Family, friends and colleagues were intrigued by why I decided to convert to Judaism. I could offer no short answer to the complex question so I began to write down my thoughts, and this became the basis of my book, Osher. Books are crucial to the study of Judaism, but when it came to reading about the personal experience of others, there weren’t many books of this kind to be found. I’m very much hoping that my book will be helpful to others who are curious about what conversion to Judaism entails or want to understand the choices that their own families and friends have made.

When I arrived in Zurich, almost ten years ago, new to the city, I had no idea of the twists and turns that life would take. Back then, I occasionally attended the Orthodox Christian Church in Zurich because this was the tradition I had been brought up in, but I knew nothing of the extensive Jewish community in the city that I know now.
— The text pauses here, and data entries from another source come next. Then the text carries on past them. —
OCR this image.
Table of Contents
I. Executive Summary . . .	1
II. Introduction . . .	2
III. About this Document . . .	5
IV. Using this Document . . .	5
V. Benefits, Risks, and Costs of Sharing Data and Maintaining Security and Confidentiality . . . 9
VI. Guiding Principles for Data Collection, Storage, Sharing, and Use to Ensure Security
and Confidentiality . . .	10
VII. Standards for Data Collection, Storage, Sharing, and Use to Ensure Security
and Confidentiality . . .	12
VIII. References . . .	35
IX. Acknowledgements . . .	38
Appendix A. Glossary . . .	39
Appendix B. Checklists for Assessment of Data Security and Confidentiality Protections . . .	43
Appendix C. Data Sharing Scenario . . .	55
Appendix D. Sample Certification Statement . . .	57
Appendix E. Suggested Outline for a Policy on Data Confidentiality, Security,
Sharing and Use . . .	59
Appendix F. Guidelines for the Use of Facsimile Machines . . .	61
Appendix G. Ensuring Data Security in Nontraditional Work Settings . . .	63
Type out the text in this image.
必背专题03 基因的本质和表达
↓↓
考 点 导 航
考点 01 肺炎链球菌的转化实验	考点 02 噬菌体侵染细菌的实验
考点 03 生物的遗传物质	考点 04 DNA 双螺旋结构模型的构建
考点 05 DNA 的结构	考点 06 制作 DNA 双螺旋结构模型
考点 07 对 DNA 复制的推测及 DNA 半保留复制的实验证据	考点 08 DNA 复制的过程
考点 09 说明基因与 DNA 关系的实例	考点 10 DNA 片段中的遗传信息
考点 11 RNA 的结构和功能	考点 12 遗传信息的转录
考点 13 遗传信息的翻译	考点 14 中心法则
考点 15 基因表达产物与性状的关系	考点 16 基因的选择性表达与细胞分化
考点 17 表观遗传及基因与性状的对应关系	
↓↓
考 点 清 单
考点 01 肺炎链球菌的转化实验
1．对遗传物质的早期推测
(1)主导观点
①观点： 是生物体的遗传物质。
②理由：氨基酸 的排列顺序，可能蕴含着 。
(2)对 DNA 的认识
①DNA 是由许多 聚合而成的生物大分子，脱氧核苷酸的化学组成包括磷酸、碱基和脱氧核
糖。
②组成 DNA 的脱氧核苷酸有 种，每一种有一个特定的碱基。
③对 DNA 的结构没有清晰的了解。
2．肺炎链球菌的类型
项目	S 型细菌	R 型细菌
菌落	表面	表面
I imagined that I would be  enjoying all the best that the city has to offer – the outdoor life, nature, the walks in the mountains. But I find that we have all this and more, much more. This community has become my family in Switzerland, and thanks to this wonderful welcome I have received I know more people and certainly have more friends than ever before.

This article is written by Tetiana Michaels

About the author:

Tetiana Michaels is the author of Osher: My Journey to Judaism. She grew up in a part of Western Ukraine known as Bukovyna, in a city called Chernivtsi, historically predominantly Jewish. She received Master´s degrees in Law from top universities in Ukraine, the USA and the UK and then pursued an international legal career.  She lives in Zurich with her husband and daughter.